The Katie Beckett Medicaid program allows states to waive parents' traditional Medicaid income requirements to qualify their children for government-assisted therapy. Most families must be at poverty level to qualify for government health care for their children, but the waivers extend to middle-income parents specifically for health-care costs related to a child's disability. The program does not qualify the parents for Supplemental Security Income.

But Troupe says the Mississippi Division of Medicaid is refusing service for many parents who should rightfully qualify for aid, under the federal government, and abruptly cancelling service for people who have been in the program for years,

"They don't give them any 30-or 60-day warning," Troupe said. "They just call them and tell them services will no longer be provided. To re-qualify you need to take your child to a certain specialist. These parents are working parents; these children are ill, and (parents) can't run them all over the state trying to find someone to evaluate them. The state is setting up all kinds of barriers to keep these children from receiving services according to federal standards on early diagnosing and screening that children with disabilities should receive so they can become productive citizens."

State Department of Medicaid spokesman Francis Rullan said the state department publishes eligibility requirements on its website, and added that the state is only following government guidelines.

"The Mississippi Department of Medicaid is limited by the guidelines set forth by the federal government and the state government," Rullan said. "Any questions concerning those guidelines can be referred to the division through its website or its toll free number: 1-800-421-2408."
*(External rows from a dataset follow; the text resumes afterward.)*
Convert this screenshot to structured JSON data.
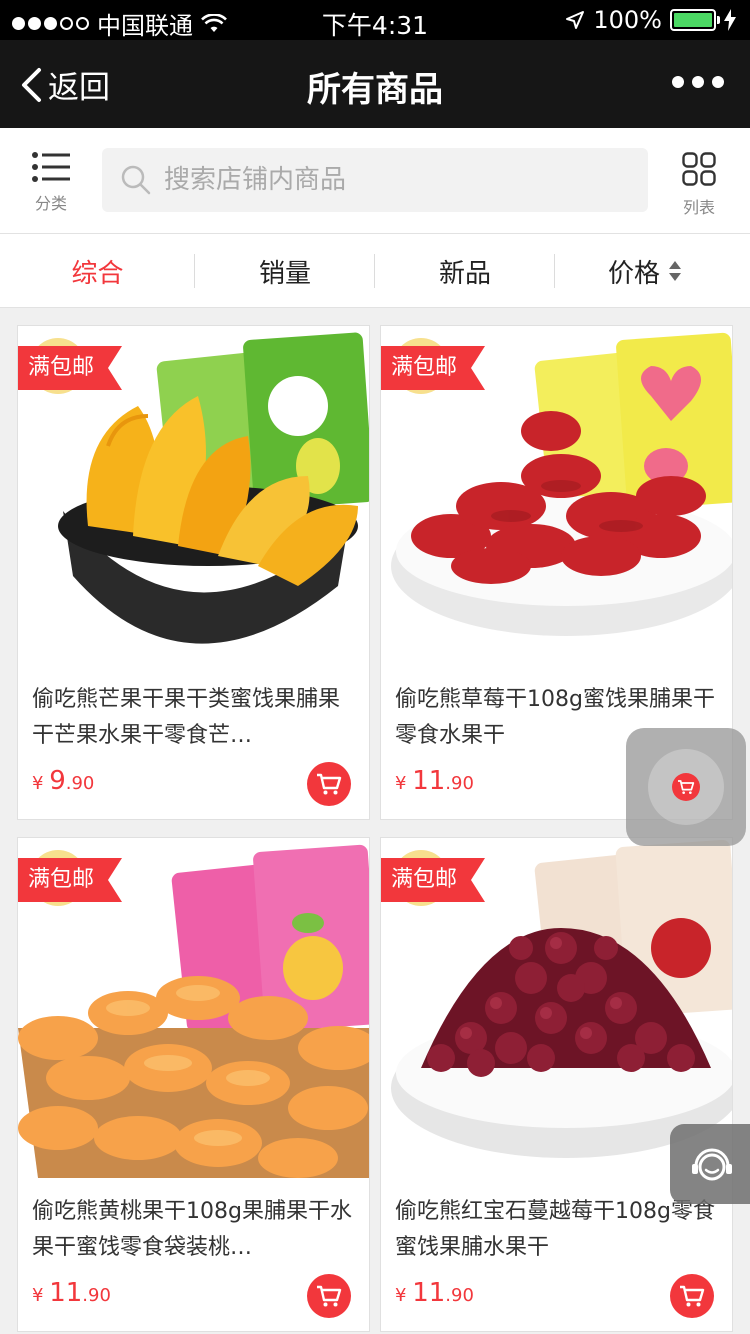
{
  "status_bar": {
    "carrier": "中国联通",
    "time": "下午4:31",
    "battery": "100%",
    "battery_level": 1.0
  },
  "nav": {
    "back_label": "返回",
    "title": "所有商品"
  },
  "toolbar": {
    "category_label": "分类",
    "search_placeholder": "搜索店铺内商品",
    "list_label": "列表"
  },
  "sort_tabs": [
    {
      "label": "综合",
      "active": true
    },
    {
      "label": "销量",
      "active": false
    },
    {
      "label": "新品",
      "active": false
    },
    {
      "label": "价格",
      "active": false
    }
  ],
  "products": [
    {
      "tag": "满包邮",
      "title": "偷吃熊芒果干果干类蜜饯果脯果干芒果水果干零食芒…",
      "currency": "¥",
      "price_int": "9",
      "price_dec": ".90",
      "image": "mango"
    },
    {
      "tag": "满包邮",
      "title": "偷吃熊草莓干108g蜜饯果脯果干零食水果干",
      "currency": "¥",
      "price_int": "11",
      "price_dec": ".90",
      "image": "strawberry"
    },
    {
      "tag": "满包邮",
      "title": "偷吃熊黄桃果干108g果脯果干水果干蜜饯零食袋装桃…",
      "currency": "¥",
      "price_int": "11",
      "price_dec": ".90",
      "image": "peach"
    },
    {
      "tag": "满包邮",
      "title": "偷吃熊红宝石蔓越莓干108g零食蜜饯果脯水果干",
      "currency": "¥",
      "price_int": "11",
      "price_dec": ".90",
      "image": "cranberry"
    }
  ],
  "colors": {
    "accent": "#f2373c",
    "nav_bg": "#161616"
  }
}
While the division's website outlines eligibility requirements for the Children's Health Insurance Program and general Medicaid and other services, it does not appear to feature the eligibility requirements for the Disabled Children Living at Home Program, which uses a different set of eligibility standards.

Deborah Edmonson, whose daughter Taylor Edmonson suffers from Down syndrome, said her daughter qualifies for aid according to the U.S. Department of Disability Services, but has been rejected for aid since her birth about a year ago.

"She was born with her intestines twisted, her pancreas in two pieces. Down Syndrome children like her have muscles with very low tone" Edmonson said. "She needs physical therapy. She has physical, occupational and speech therapy once a week. She sees an endocrinologist, a surgeon, a cardiologist, eye doctor, an audiologist. Even with our insurance co-pays, we've got $10,000 worth of bills, but (Mississippi Medicaid says) she is no more work that a typical baby," Edmonson said. "And they won't tell anybody what the criteria is that you need to meet."

Edmonson appealed the state's rejection in Hinds County Chancery Court in August. The case is still pending.

The Medicaid hearing begins at 1:30 p.m. today at the state Capitol in room 201A.